Dalam kasus ini pengadaan impor minyak mentah dilakukan PT Kilang Pertamina Internasional dan produk kilang oleh PT Pertamina Patra Niaga. Kasus ini melibatkan, sejumlah tersangka penyelenggara negara bersama-sama dengan tersangka DMUT/Broker. Pada intinya, kedua belah pihak bekerja sama dalam pengaturan proses pengadaan impor minyak mentah dan impor produk kilang.
BACA JUGA : Maintenance dari Pertamina Selesai Hari Ini, Pemkab Bantul Pastikan Pasokan Elpiji Aman
"Sehingga seolah-olah telah dilaksanakan sesuai ketentuan dengan cara pengkondisian pemenangan DMUT/Broker yang telah ditentukan dan menyetujui pembelian dengan harga tinggi yang tidak memenuhi persyaratan," ujarnya.
Tersangka Yoki Firnandi selaku Dirut PT Pertamina International Shipping diduga melakukan mark up kontrak pengiriman saat pengadaan impor minyak mentah dan produk kilang Setelahnya, negara kemudian mengeluarkan fee sebesar 13%-15% dan diduga menguntungkan tersangka Muhammad Kerry Andrianto Riza (MKAR) selaku Beneficialy Owner PT Navigator Khatulistiwa.

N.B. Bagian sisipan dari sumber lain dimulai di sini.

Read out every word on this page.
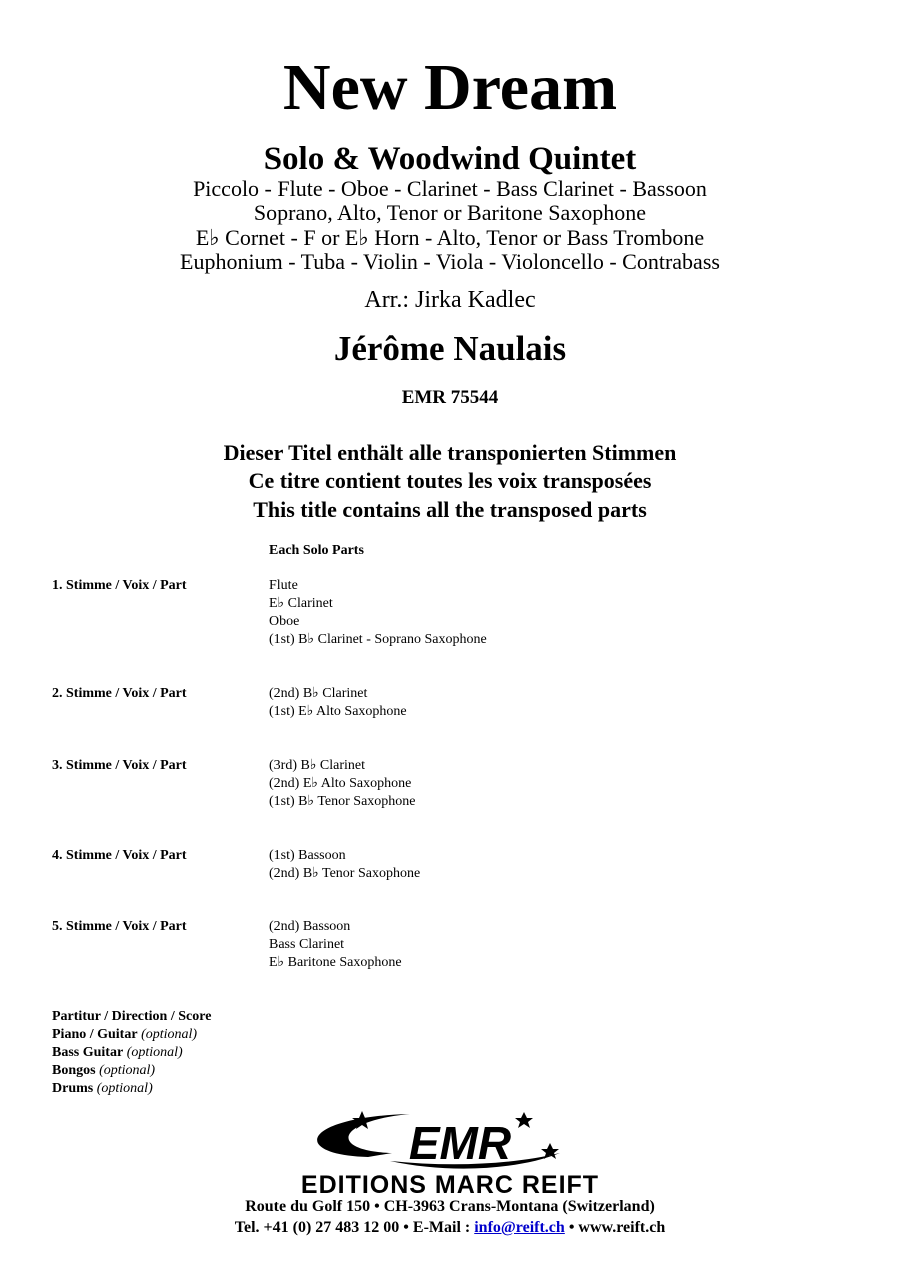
New Dream
Solo & Woodwind Quintet
Piccolo - Flute - Oboe - Clarinet - Bass Clarinet - Bassoon
Soprano, Alto, Tenor or Baritone Saxophone
E♭ Cornet - F or E♭ Horn - Alto, Tenor or Bass Trombone
Euphonium - Tuba - Violin - Viola - Violoncello - Contrabass
Arr.: Jirka Kadlec
Jérôme Naulais
EMR 75544
Dieser Titel enthält alle transponierten Stimmen
Ce titre contient toutes les voix transposées
This title contains all the transposed parts
Each Solo Parts
1. Stimme / Voix / Part	Flute
E♭ Clarinet
Oboe
(1st) B♭ Clarinet - Soprano Saxophone
2. Stimme / Voix / Part	(2nd) B♭ Clarinet
(1st) E♭ Alto Saxophone
3. Stimme / Voix / Part	(3rd) B♭ Clarinet
(2nd) E♭ Alto Saxophone
(1st) B♭ Tenor Saxophone
4. Stimme / Voix / Part	(1st) Bassoon
(2nd) B♭ Tenor Saxophone
5. Stimme / Voix / Part	(2nd) Bassoon
Bass Clarinet
E♭ Baritone Saxophone
Partitur / Direction / Score
Piano / Guitar (optional)
Bass Guitar (optional)
Bongos (optional)
Drums (optional)
EMR
EDITIONS MARC REIFT
Route du Golf 150 • CH-3963 Crans-Montana (Switzerland)
Tel. +41 (0) 27 483 12 00 • E-Mail : info@reift.ch • www.reift.ch
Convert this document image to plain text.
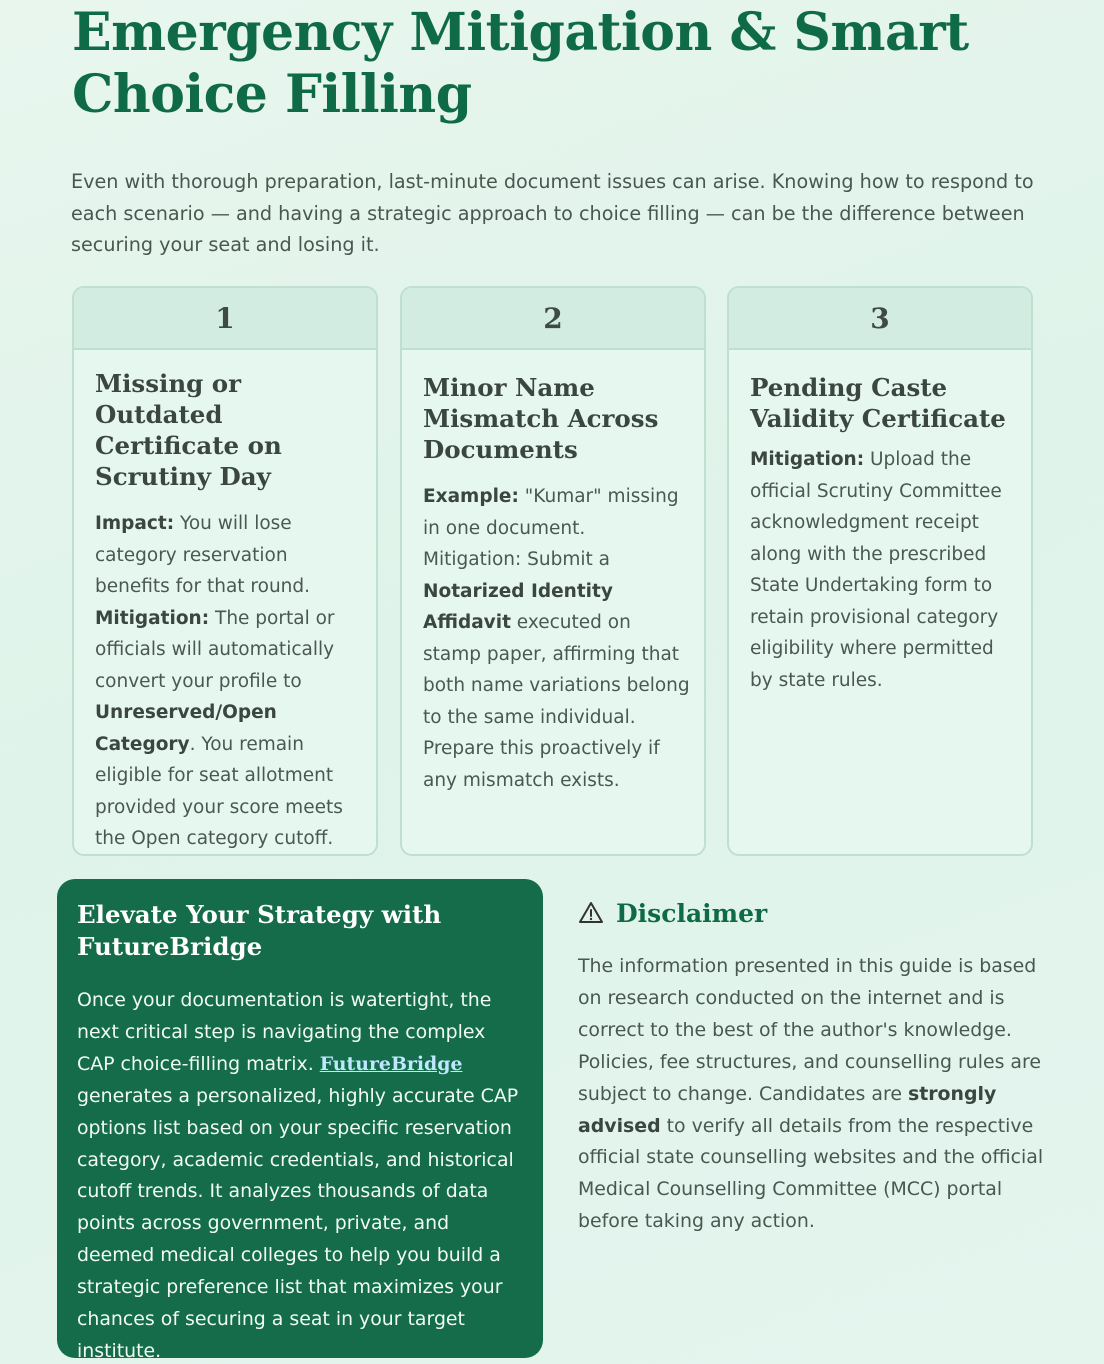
Emergency Mitigation & Smart Choice Filling

Even with thorough preparation, last-minute document issues can arise. Knowing how to respond to each scenario — and having a strategic approach to choice filling — can be the difference between securing your seat and losing it.

1
Missing or Outdated Certificate on Scrutiny Day

Impact: You will lose category reservation benefits for that round.
Mitigation: The portal or officials will automatically convert your profile to Unreserved/Open Category. You remain eligible for seat allotment provided your score meets the Open category cutoff.

2
Minor Name Mismatch Across Documents

Example: "Kumar" missing in one document.
Mitigation: Submit a Notarized Identity Affidavit executed on stamp paper, affirming that both name variations belong to the same individual. Prepare this proactively if any mismatch exists.

3
Pending Caste Validity Certificate

Mitigation: Upload the official Scrutiny Committee acknowledgment receipt along with the prescribed State Undertaking form to retain provisional category eligibility where permitted by state rules.

Elevate Your Strategy with FutureBridge

Once your documentation is watertight, the next critical step is navigating the complex CAP choice-filling matrix. FutureBridge generates a personalized, highly accurate CAP options list based on your specific reservation category, academic credentials, and historical cutoff trends. It analyzes thousands of data points across government, private, and deemed medical colleges to help you build a strategic preference list that maximizes your chances of securing a seat in your target institute.

Disclaimer

The information presented in this guide is based on research conducted on the internet and is correct to the best of the author's knowledge. Policies, fee structures, and counselling rules are subject to change. Candidates are strongly advised to verify all details from the respective official state counselling websites and the official Medical Counselling Committee (MCC) portal before taking any action.
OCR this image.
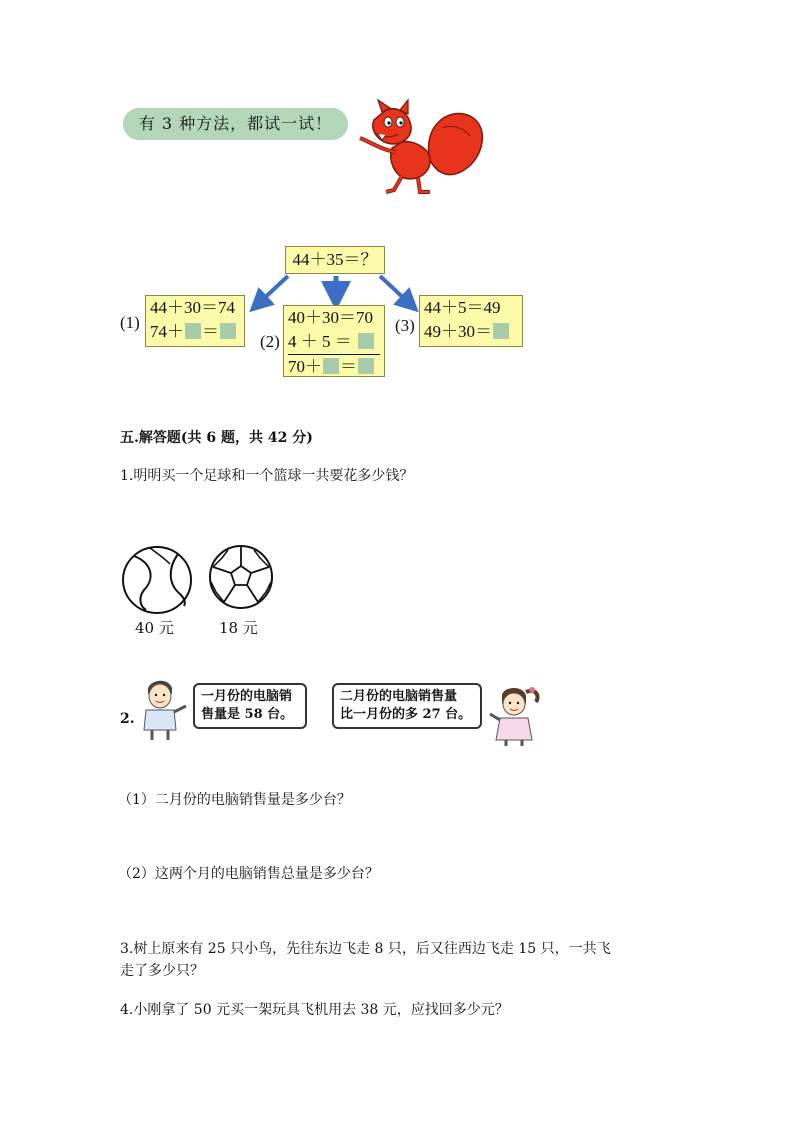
有 3 种方法，都试一试！
44＋35＝？
(1)
44＋30＝74
74＋ ＝
(2)
40＋30＝70
4 ＋ 5 ＝
70＋ ＝
(3)
44＋5＝49
49＋30＝
五.解答题(共 6 题，共 42 分)
1.明明买一个足球和一个篮球一共要花多少钱？
40 元	18 元
2.
一月份的电脑销
售量是 58 台。
二月份的电脑销售量
比一月份的多 27 台。
（1）二月份的电脑销售量是多少台？
（2）这两个月的电脑销售总量是多少台？
3.树上原来有 25 只小鸟，先往东边飞走 8 只，后又往西边飞走 15 只，一共飞
走了多少只？
4.小刚拿了 50 元买一架玩具飞机用去 38 元，应找回多少元？
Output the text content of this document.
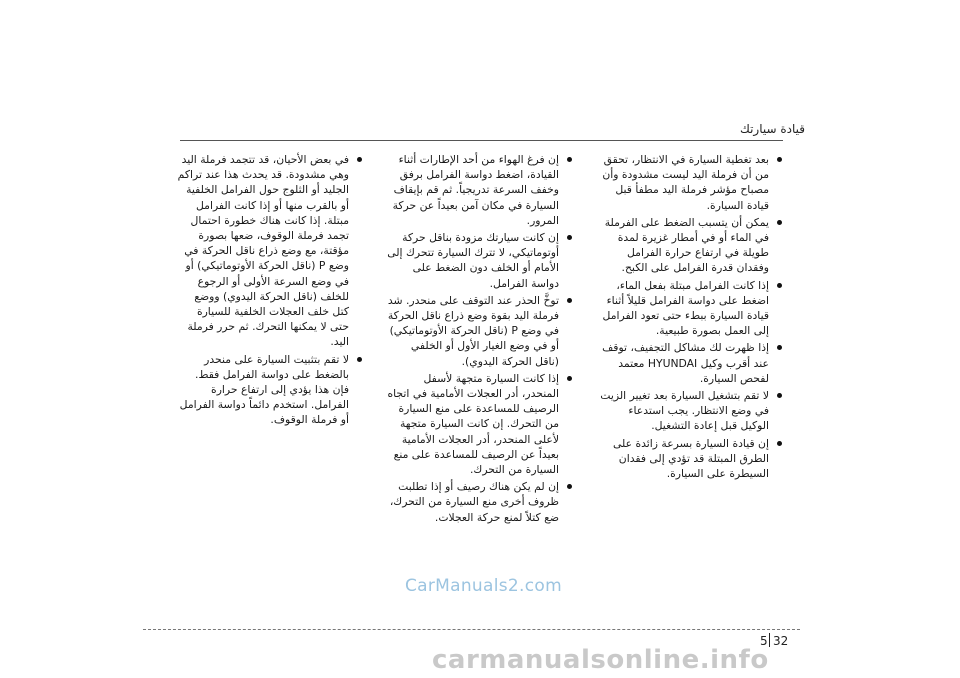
قيادة سيارتك
بعد تغطية السيارة في الانتظار، تحقق من أن فرملة اليد ليست مشدودة وأن مصباح مؤشر فرملة اليد مطفأ قبل قيادة السيارة.
يمكن أن يتسبب الضغط على الفرملة في الماء أو في أمطار غزيرة لمدة طويلة في ارتفاع حرارة الفرامل وفقدان قدرة الفرامل على الكبح.
إذا كانت الفرامل مبتلة بفعل الماء، اضغط على دواسة الفرامل قليلاً أثناء قيادة السيارة ببطء حتى تعود الفرامل إلى العمل بصورة طبيعية.
إذا ظهرت لك مشاكل التجفيف، توقف عند أقرب وكيل HYUNDAI معتمد لفحص السيارة.
لا تقم بتشغيل السيارة بعد تغيير الزيت في وضع الانتظار. يجب استدعاء الوكيل قبل إعادة التشغيل.
إن قيادة السيارة بسرعة زائدة على الطرق المبتلة قد تؤدي إلى فقدان السيطرة على السيارة.
إن فرغ الهواء من أحد الإطارات أثناء القيادة، اضغط دواسة الفرامل برفق وخفف السرعة تدريجياً. ثم قم بإيقاف السيارة في مكان آمن بعيداً عن حركة المرور.
إن كانت سيارتك مزودة بناقل حركة أوتوماتيكي، لا تترك السيارة تتحرك إلى الأمام أو الخلف دون الضغط على دواسة الفرامل.
توخَّ الحذر عند التوقف على منحدر. شد فرملة اليد بقوة وضع ذراع ناقل الحركة في وضع P (ناقل الحركة الأوتوماتيكي) أو في وضع الغيار الأول أو الخلفي (ناقل الحركة اليدوي).
إذا كانت السيارة متجهة لأسفل المنحدر، أدر العجلات الأمامية في اتجاه الرصيف للمساعدة على منع السيارة من التحرك. إن كانت السيارة متجهة لأعلى المنحدر، أدر العجلات الأمامية بعيداً عن الرصيف للمساعدة على منع السيارة من التحرك.
إن لم يكن هناك رصيف أو إذا تطلبت ظروف أخرى منع السيارة من التحرك، ضع كتلاً لمنع حركة العجلات.
في بعض الأحيان، قد تتجمد فرملة اليد وهي مشدودة. قد يحدث هذا عند تراكم الجليد أو الثلوج حول الفرامل الخلفية أو بالقرب منها أو إذا كانت الفرامل مبتلة. إذا كانت هناك خطورة احتمال تجمد فرملة الوقوف، ضعها بصورة مؤقتة، مع وضع ذراع ناقل الحركة في وضع P (ناقل الحركة الأوتوماتيكي) أو في وضع السرعة الأولى أو الرجوع للخلف (ناقل الحركة اليدوي) ووضع كتل خلف العجلات الخلفية للسيارة حتى لا يمكنها التحرك. ثم حرر فرملة اليد.
لا تقم بتثبيت السيارة على منحدر بالضغط على دواسة الفرامل فقط. فإن هذا يؤدي إلى ارتفاع حرارة الفرامل. استخدم دائماً دواسة الفرامل أو فرملة الوقوف.
5 32
CarManuals2.com
carmanualsonline.info
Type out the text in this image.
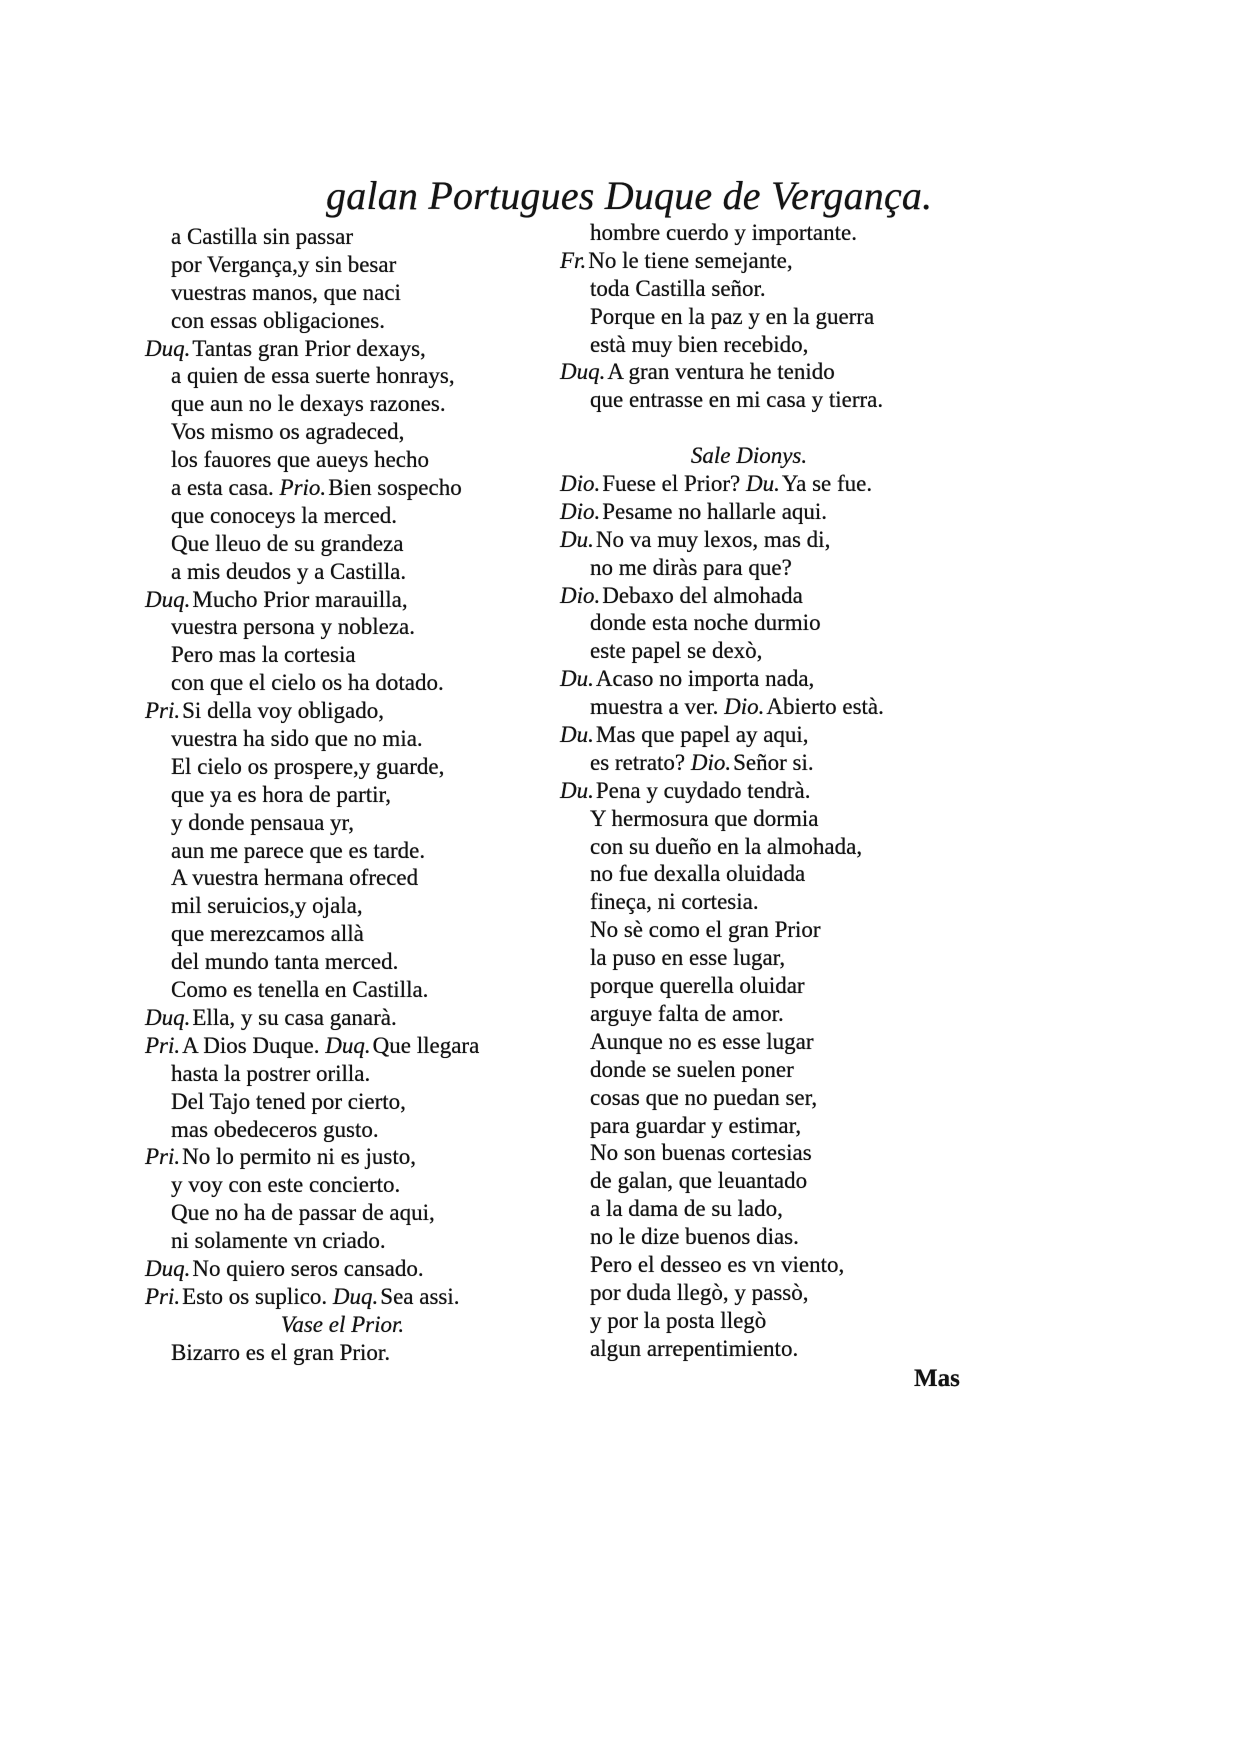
galan Portugues Duque de Vergança.
a Castilla sin passar
por Vergança,y sin besar
vuestras manos, que naci
con essas obligaciones.
Duq.Tantas gran Prior dexays,
a quien de essa suerte honrays,
que aun no le dexays razones.
Vos mismo os agradeced,
los fauores que aueys hecho
a esta casa. Prio.Bien sospecho
que conoceys la merced.
Que lleuo de su grandeza
a mis deudos y a Castilla.
Duq.Mucho Prior marauilla,
vuestra persona y nobleza.
Pero mas la cortesia
con que el cielo os ha dotado.
Pri.Si della voy obligado,
vuestra ha sido que no mia.
El cielo os prospere,y guarde,
que ya es hora de partir,
y donde pensaua yr,
aun me parece que es tarde.
A vuestra hermana ofreced
mil seruicios,y ojala,
que merezcamos allà
del mundo tanta merced.
Como es tenella en Castilla.
Duq.Ella, y su casa ganarà.
Pri.A Dios Duque. Duq.Que llegara
hasta la postrer orilla.
Del Tajo tened por cierto,
mas obedeceros gusto.
Pri.No lo permito ni es justo,
y voy con este concierto.
Que no ha de passar de aqui,
ni solamente vn criado.
Duq.No quiero seros cansado.
Pri.Esto os suplico. Duq.Sea assi.
Vase el Prior.
Bizarro es el gran Prior.
hombre cuerdo y importante.
Fr.No le tiene semejante,
toda Castilla señor.
Porque en la paz y en la guerra
està muy bien recebido,
Duq.A gran ventura he tenido
que entrasse en mi casa y tierra.
Sale Dionys.
Dio.Fuese el Prior? Du.Ya se fue.
Dio.Pesame no hallarle aqui.
Du.No va muy lexos, mas di,
no me diràs para que?
Dio.Debaxo del almohada
donde esta noche durmio
este papel se dexò,
Du.Acaso no importa nada,
muestra a ver. Dio.Abierto està.
Du.Mas que papel ay aqui,
es retrato? Dio.Señor si.
Du.Pena y cuydado tendrà.
Y hermosura que dormia
con su dueño en la almohada,
no fue dexalla oluidada
fineça, ni cortesia.
No sè como el gran Prior
la puso en esse lugar,
porque querella oluidar
arguye falta de amor.
Aunque no es esse lugar
donde se suelen poner
cosas que no puedan ser,
para guardar y estimar,
No son buenas cortesias
de galan, que leuantado
a la dama de su lado,
no le dize buenos dias.
Pero el desseo es vn viento,
por duda llegò, y passò,
y por la posta llegò
algun arrepentimiento.
Mas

"Saat kebutuhan minyak dalam negeri mayoritas diperoleh dari produk impor secara melawan hukum, maka komponen harga dasar yang dijadikan acuan untuk penetapan HIP BBM untuk dijual kepada masyarakat menjadi mahal/tinggi sehingga dijadikan dasar pemberian kompensasi maupun subsidi BBM setiap tahun dari APBN," katanya.